Ce magistrat a rendu compte des plaidoiries dans le délibéré de la Cour, composée de :
Monsieur Philippe COULANGE, Président
Madame Céline ROBIN-KARRER, Conseillère
Monsieur Jean-Paul PATRIARCHE, Conseiller
Greffier lors des débats : Madame Josiane BOMEA.
Les parties ont été avisées que le prononcé de la décision aurait lieu par mise à disposition au greffe le 28 Février 2024.
ARRÊT
Contradictoire, prononcé par mise à disposition au greffe le 28 Février 2024, signé par Monsieur Philippe COULANGE, Président et Madame Maria FREDON, greffière, auquel la minute de la décision a été remise par le magistrat signataire.
***
Suivant acte sous seing privé en date du 28 novembre 2015, Monsieur [F] [S] et Madame [V] [S] ont donné à bail à Monsieur [J] [H] et Madame [B] [T] épouse [H] un appartement sis [Adresse 1] ' [Localité 4], moyennant le règlement d’un loyer mensuel de 680 euros, outre 140 euros de provision sur charges.
Le 22 octobre 2020, un commandement de payer visant la clause résolutoire a été délivré par les époux [S] pour un total dû de 1.802,20 euros correspondant aux loyers impayés de septembre et octobre 2020 aux époux [H], demeuré sans réponse.
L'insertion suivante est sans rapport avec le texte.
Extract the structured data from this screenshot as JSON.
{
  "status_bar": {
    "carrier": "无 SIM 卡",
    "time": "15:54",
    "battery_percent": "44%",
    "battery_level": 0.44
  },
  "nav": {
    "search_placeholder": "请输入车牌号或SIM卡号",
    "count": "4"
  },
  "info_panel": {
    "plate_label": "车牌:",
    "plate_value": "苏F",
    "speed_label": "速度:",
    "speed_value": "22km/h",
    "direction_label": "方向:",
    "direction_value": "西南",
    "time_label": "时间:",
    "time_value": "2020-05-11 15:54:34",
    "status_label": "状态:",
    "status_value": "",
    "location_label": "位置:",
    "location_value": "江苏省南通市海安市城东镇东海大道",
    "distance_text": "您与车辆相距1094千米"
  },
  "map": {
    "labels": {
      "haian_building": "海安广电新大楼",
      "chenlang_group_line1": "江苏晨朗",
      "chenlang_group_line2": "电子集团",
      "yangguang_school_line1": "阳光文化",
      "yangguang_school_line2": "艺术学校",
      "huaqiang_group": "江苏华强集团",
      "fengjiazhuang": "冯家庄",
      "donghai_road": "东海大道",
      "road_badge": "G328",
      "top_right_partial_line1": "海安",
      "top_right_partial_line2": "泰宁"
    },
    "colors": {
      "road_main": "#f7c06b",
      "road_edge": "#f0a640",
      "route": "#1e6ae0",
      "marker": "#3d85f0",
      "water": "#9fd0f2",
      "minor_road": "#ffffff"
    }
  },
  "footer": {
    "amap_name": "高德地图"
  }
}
Suivant acte de commissaire de justice du 8 février 2021, les époux [S] ont fait assigner les époux [H] aux fins de les voir condamnés à leur payer la somme de 3.207,60 euros au titre des loyers impayés, en sus des frais d’huissier engagés ainsi que la somme de 2.500 euros au titre de l’article 700 du Code de procédure civile.
Par jugement rendu le 14 septembre 2021, le Tribunal Judiciaire de GRASSE a condamné les époux [H] à payer aux époux [S] la somme de 2.490 euros au titre des loyers impayés ainsi qu’à la somme de 1.000 euros sur le fondement de l’article 700 du Code de procédure civile, outre les dépens en ce compris les frais d’huissier.
Par déclaration au greffe en date du 11 octobre 2021, Monsieur et Madame [H] ont interjeté appel de cette décision. Ils demandent à la Cour d’infirmer le jugement entrepris, de débouter les époux [S] de leurs demandes, de juger que la surface donnée à bail s’établit à 43,114 m², de fixer le montant du loyer à la somme de 736,73 euros à compter du mois de juillet 2020, de juger que pour la période du 1er décembre 2015 au 31 août 2020 ils ont trop versé au titre des loyers la somme de 6.125,19 euros, de juger qu’ils ne sont ainsi redevables d’aucune somme, de juger qu’ils ont quitté les lieux le 31 octobre 2020, de condamner les époux [S] à leur payer la somme de 8.625,19 euros à titre de dommages et intérêts et la somme de 2.000 euros sur le fondement de l’article 700 du Code de procédure civile.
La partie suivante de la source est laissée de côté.